We are storied animals, and storytellers are ones that either tap into this or they generate it, I don’t know which. Yann Martel says that the greatest stories are the ones that are religious in nature, that these are the aspiration of stories, a kind of connection to God, or however one wants to put it, An ordering of reality in a way that gives it significance. Ultimate significance.
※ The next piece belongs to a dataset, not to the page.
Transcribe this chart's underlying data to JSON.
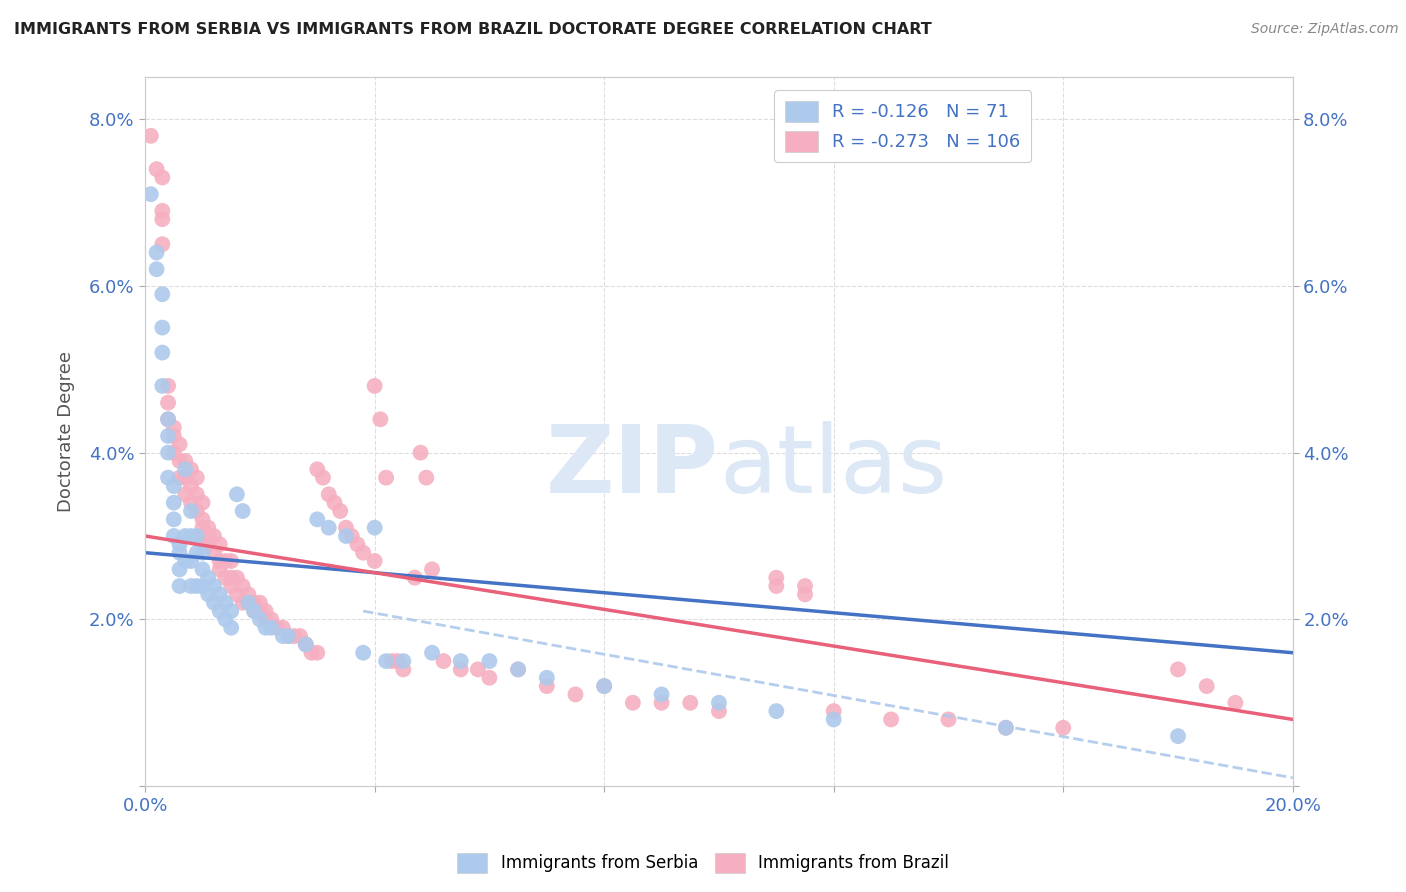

For a long time I thought people either believed in God or they didn’t, but there are many who have faith in something they wouldn’t call God, maybe Fate or Luck, and they curse it or feel forsaken by it much of their lives. I think this aspiration and disappointment must be some kind of faith in a power that decides things, and thus these people seem religious to me, if but sadly so. I know I myself most often feel spiritual when things are at there worst, when I am adverserial to God, to Fate, to Luck. But what can one do other than accept it and keep trying, just like the artist who never seems to get ahead in his craft, let alone create an original piece of art. But those who keep trying, despite all evidence of a lack of talent, then one day create something that resonates, if not with other people, then at least themselves, in which they at the very least catch a glimpse of the potential housed deep inside them. They may never catch it again, but it’s enough to keep trying, to keep showing devotion for that moment long ago.
The clock ticks. My face is heavy, a sharp electronic pick pierces through each temple. My neck is crooked, stooped, and it would take many years of effort to straighten it again.
And the anxiety sloshes from one side of my body to the other and back again. When there is no definite project, no destination or scope, the soul wants to be shown the path. But the path has been obscured, and we can either wait, or feel about and wander blindly through the fog. I don’t know what the best answer is, maybe neither. St. John of the Cross said that those undergoing the desert of the senses often lose access to their previous intelligence and facility of language, and that one should lean into this deterioration instead picking up these crumbling bits of themselves. It is preparation for something better than the ego, a stripping away so that one can prepare for the desert of the soul — which, unfortunately, is much worse than the desert of the senses. Stripped and vulnerable and without any assurances, one has to maintain his unrewarded faith in the void of silence, in the face of annihilation.
Many popularized Western versions of Eastern thought speak of “letting go,” as a thing one can do at this very moment. But letting go isn’t doesn’t mean to finally put down some enticing object, it is a bringing into death of the attachments that have defined our identities up until now. It is a painful process, filled with dread and long bouts of wishing for everything to be back to the way it was. It is a giving up of selfish aspirations without any promise of a better return. It is a process built on higher purpose rather than higher gain. The promise is tranquility, but when one really thinks about it, tranquility doesn’t sound as enticing as adventure, as squeezing the marrow from life.
What if “letting go” meant letting go of my artistic pursuits? What if the voice of God came clearly to me and told me to give up on my dreams of writing novels. What if it told me that my real place was working behind a register and nothing more? What if I was told to give up my house and live under an overpass? What would I say and how would I feel about this letting go? How would I respond?